In the main quad with the tacos and music, I next encountered  Justin Shull's work.  A large trailer covered in artificial Christmas tree branches that had a birdsong audio track playing softly.  Cozy miniature library inside.

Also in the quad was this interactive installation by Mickey Bruce.  There were a couple more of these installations inside buildings on campus, but I only located this one.  Mickey made these little fingerprint clay sculptures and placed them on the wooden shelves that he also made.  The idea was to pick up one of the clay sculptures and replace with an item of your own choosing.  Temporary Occupants indeed!  I am still enjoying the little piece of the experience that I brought home to the studio.

Beyond the quad to the other side of building C, I encountered this installation by Sunny Sliger and Marianne Newsom.  These colorful streamers were fluttering gently in the balmy breezes.  I felt transported to a tropical island hula dance in the wind.

This large sculpture by Dallas street artists collective Sour Grapes is located above the fireplace in the Campus Center.  It remains to this day overseeing the students as they study and dine.

Matt Clark covered this picnic table in brown fake fur.

Kristen Cochran's interactive "high-five" installation sat in the middle of this busy sky walk.  It was friendly in a non-human sort of way.

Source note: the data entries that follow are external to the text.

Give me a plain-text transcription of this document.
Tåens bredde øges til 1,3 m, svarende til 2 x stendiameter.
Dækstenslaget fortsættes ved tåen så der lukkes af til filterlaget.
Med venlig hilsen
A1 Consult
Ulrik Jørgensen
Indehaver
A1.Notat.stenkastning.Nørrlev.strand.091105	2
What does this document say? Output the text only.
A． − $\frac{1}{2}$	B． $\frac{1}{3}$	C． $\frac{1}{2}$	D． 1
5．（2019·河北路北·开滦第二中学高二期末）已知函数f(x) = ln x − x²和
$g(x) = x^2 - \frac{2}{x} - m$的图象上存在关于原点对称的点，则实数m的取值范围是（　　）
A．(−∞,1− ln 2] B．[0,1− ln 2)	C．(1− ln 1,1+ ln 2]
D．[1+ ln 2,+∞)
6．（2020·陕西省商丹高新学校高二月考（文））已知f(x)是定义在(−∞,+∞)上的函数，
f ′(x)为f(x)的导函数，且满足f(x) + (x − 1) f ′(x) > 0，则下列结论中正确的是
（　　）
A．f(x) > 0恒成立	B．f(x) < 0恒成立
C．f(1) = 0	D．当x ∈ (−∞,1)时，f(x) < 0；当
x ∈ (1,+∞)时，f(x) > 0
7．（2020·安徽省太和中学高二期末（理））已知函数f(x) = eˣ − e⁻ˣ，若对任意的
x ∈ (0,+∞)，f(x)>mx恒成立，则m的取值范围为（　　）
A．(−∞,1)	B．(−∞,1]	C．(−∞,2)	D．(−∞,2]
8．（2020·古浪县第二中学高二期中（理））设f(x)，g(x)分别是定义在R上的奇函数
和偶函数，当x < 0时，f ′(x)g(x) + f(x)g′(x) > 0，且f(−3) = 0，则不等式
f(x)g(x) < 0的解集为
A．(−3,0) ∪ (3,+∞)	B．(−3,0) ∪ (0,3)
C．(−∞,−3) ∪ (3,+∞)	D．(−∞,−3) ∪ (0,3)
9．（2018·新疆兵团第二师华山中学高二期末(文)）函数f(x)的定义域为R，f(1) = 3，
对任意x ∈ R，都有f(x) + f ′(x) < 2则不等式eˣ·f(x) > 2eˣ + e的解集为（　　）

Just beyond Kristen's installation I found this video by Jenny Vogel in front of the campus art gallery, Gallery 219.  It is an eerie apparition staged in the Eastfield College Music Practice Room then screened on a tv in another location of the same building.  "The viewer is left to wonder if, when and how the event took place.  Located somewhere between beauty and terror the project uses technological processes not to explain, but to establish the uncanny."  It reminded me of scenes from 2001: A Space Odyssey.

Kathy Windrow's installation consisted of rain gutter, pink tape and flags, sawhorses and stryofoam.  I wonder if this references equipment used on her archeological digs.

lanie Delay's 'Hot Freak (Party Elevator)' lived up to its name, even if it was a one floor ride.  What a ride!  Blaring disco music, metalic streamers, two party girls showing every rider a good time.  I wanted to be glittered, but they painted one of my thumbnails bright whore red instead - poorly.  This wasn't a nail salon after all!  I laughed all night and used Goo-Gone the next morning to get it off.

Lance Jones installed this vinyl print of a chandelier in a narrow hallway behind the stage in the Performance Hall.  The wall is about 30 feet high.  Lance said he was very nervous installing this piece.  It was dizzying to view, but worth the extra effort to find the space and quietly view while a performance was in progress.

I realize, now, that I missed several of the works around campus including that of Courtney Brown.  Lizzy states on her website that she created three installations around campus, but I only found the one.  All in all, it was a great evening of an adventure in art.  I have works by David Wilburn, Lance Jones and Matt Clark in my collection, so it was exciting to see what they each curated or created for this evening.  As the sun set behind building G, I headed home.  Perfectly beautiful evening of art.